Tuesday 20 December 2011

Vaclav Havel and the art of the impossible


The death of Vaclav Havel (above) this week has robbed Europe of one of its most impressive and visionary political thinkers - if not always its most effective actual ruler. His passing brings to mind one of his most famous speeches - his New Year Address as President of the new Czech democracy in 1990.

What was it that he said? He evoked the memory of Jan Masaryk, the country's Foreign Minister in the 1940s and often looked on as the father of his nation. You can read the full text here, but the key passage runs:
Link
Masaryk based his politics on morality. Let us try, in a new time and in a new way, to restore this concept of politics. Let us teach ourselves and others that politics should be an expression of a desire to contribute to the happiness of the community rather than of a need to cheat or rape the community. Let us teach ourselves and others that politics can be not simply the art of the possible, especially if this means the art of speculation, calculation, intrigue, secret deals and pragmatic maneuvering, but that it can also be the art of the impossible, that is, the art of improving ourselves and the world.It's a tremendous ambition, and one that calls us to imagine what our politics might be like - not the art of the possible, but of the seemingly impossible. As his obituaries note, Havel was preparing the way for the future of Europe while western diplomats, supposedly 'realistic' but actually with their heads in the sand, were projecting a future in which the Soviet dictatorship in Europe went on and on.
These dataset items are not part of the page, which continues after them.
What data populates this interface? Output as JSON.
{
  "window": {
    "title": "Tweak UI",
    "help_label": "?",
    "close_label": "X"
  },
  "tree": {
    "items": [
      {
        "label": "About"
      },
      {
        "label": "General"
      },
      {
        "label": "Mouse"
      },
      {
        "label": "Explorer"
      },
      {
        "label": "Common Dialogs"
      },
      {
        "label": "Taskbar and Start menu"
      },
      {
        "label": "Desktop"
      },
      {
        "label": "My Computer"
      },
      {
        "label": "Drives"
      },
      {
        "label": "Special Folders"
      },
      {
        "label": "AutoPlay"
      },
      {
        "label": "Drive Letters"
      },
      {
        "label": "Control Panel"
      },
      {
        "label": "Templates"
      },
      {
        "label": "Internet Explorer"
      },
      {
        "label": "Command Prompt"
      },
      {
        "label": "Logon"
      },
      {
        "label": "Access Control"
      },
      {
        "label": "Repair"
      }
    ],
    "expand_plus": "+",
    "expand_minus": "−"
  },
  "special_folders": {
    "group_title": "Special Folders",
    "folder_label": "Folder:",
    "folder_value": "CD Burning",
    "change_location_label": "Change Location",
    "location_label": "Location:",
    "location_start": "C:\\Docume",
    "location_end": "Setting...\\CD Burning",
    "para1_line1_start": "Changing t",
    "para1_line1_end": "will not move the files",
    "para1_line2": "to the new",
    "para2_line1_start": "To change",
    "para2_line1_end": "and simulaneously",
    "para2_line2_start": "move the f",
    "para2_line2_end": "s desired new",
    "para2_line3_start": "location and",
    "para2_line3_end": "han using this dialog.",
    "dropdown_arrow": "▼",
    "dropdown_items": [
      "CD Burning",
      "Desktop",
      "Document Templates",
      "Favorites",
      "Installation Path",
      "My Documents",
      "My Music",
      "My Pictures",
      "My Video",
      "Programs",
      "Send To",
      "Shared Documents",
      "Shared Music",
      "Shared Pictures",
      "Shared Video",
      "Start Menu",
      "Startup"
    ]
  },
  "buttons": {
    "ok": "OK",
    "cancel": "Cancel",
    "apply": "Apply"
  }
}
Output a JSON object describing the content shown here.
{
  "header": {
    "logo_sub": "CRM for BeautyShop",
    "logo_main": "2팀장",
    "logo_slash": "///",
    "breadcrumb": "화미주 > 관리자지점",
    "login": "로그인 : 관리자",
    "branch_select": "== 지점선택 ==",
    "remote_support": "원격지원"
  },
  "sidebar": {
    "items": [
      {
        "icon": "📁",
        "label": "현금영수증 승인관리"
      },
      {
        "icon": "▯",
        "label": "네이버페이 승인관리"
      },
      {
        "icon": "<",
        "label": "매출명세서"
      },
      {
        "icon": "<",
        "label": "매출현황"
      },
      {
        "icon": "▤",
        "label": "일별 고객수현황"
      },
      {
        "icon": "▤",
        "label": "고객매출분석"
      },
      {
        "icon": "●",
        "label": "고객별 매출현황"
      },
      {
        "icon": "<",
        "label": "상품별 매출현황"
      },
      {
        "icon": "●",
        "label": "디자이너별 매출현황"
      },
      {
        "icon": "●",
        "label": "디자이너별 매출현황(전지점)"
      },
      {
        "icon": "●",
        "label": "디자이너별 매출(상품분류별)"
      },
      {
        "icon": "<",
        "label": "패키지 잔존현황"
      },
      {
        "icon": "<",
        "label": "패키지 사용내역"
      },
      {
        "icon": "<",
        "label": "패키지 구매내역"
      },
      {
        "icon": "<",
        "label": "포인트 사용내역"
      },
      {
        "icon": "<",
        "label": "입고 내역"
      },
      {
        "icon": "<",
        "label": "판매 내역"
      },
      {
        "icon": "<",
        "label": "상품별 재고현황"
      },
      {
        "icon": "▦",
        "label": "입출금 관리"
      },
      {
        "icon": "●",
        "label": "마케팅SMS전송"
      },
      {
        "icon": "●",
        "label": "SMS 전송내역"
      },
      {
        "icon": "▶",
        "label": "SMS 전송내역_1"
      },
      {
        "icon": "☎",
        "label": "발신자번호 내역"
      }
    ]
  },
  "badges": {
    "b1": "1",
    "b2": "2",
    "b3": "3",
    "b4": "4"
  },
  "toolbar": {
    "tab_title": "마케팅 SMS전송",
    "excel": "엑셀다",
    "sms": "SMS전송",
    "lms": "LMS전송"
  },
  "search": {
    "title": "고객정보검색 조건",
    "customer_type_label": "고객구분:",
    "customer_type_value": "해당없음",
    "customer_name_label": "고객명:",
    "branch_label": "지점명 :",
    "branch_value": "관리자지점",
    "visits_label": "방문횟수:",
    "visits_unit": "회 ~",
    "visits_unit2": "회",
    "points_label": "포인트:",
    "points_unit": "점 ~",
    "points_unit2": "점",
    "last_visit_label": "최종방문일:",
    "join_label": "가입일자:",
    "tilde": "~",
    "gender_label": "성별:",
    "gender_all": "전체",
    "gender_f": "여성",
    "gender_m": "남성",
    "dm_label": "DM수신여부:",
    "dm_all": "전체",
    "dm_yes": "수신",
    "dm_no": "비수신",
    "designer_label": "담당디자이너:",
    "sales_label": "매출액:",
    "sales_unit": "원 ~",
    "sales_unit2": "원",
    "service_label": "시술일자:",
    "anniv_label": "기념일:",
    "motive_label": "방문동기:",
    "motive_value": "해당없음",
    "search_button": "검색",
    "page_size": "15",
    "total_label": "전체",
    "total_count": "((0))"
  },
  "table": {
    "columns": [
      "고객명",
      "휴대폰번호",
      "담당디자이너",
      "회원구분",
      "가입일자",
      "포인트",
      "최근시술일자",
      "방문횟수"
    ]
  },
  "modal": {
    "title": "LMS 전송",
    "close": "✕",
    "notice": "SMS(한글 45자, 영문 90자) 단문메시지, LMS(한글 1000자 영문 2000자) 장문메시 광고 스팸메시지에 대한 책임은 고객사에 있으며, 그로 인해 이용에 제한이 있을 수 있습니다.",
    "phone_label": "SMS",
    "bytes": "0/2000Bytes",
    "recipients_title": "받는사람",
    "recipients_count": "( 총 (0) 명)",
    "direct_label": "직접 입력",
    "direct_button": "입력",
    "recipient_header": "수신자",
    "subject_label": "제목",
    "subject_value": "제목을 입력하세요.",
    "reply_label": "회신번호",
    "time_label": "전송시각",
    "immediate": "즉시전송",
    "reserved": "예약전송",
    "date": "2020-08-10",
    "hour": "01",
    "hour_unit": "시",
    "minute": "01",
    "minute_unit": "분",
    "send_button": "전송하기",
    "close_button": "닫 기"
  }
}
What would we look for today in this 'art of the impossible'? I suppose I'd try the following:

A truly democratic world financial and payments system. Too much of the world's monetary infrastructure is governed by an alphabet soup of the unelected. The IMF. The G10. The G20. The EU. The WTO. And so on. And on. One of the reasons for the present reaction against our leaders - our un-politics, as it were - is down to this fact. Can we make our global economic system more transparent, more responsible, more accountable?

A permanent and a concrete politics. Our elective politics is similarly mired in mistrust. This is in part due to excessive focus grouping, convergence and 'triangulation' - the art of getting so close to your opponent that you can steal as many of 'their' voters as possible. But this has long come to seem stale, second-hand and outdated. Very few politicians are now able to 'cut through' to citizens and speak in anything close to any authentic language. Can our leaders start to talk to people in a way that they understand without testing their ideas to destruction beforehand?

A distributional economics of the future. Too much of our present economic thinking is 'present-orientated'. It doesn't think about the future. It doesn't accept that the future can't (in the jargon) be discounted as much as we've often posited. Without thinking about the effects of our actions a long way ahead - in terms of housing need, for instance, which is desperate in the UK right now - we are going to get stuck with the problems I've listed under our first and second categories here.

Impossible? Maybe. But wasn't the destruction of the Czech tyranny and the Berlin Wall impossible too?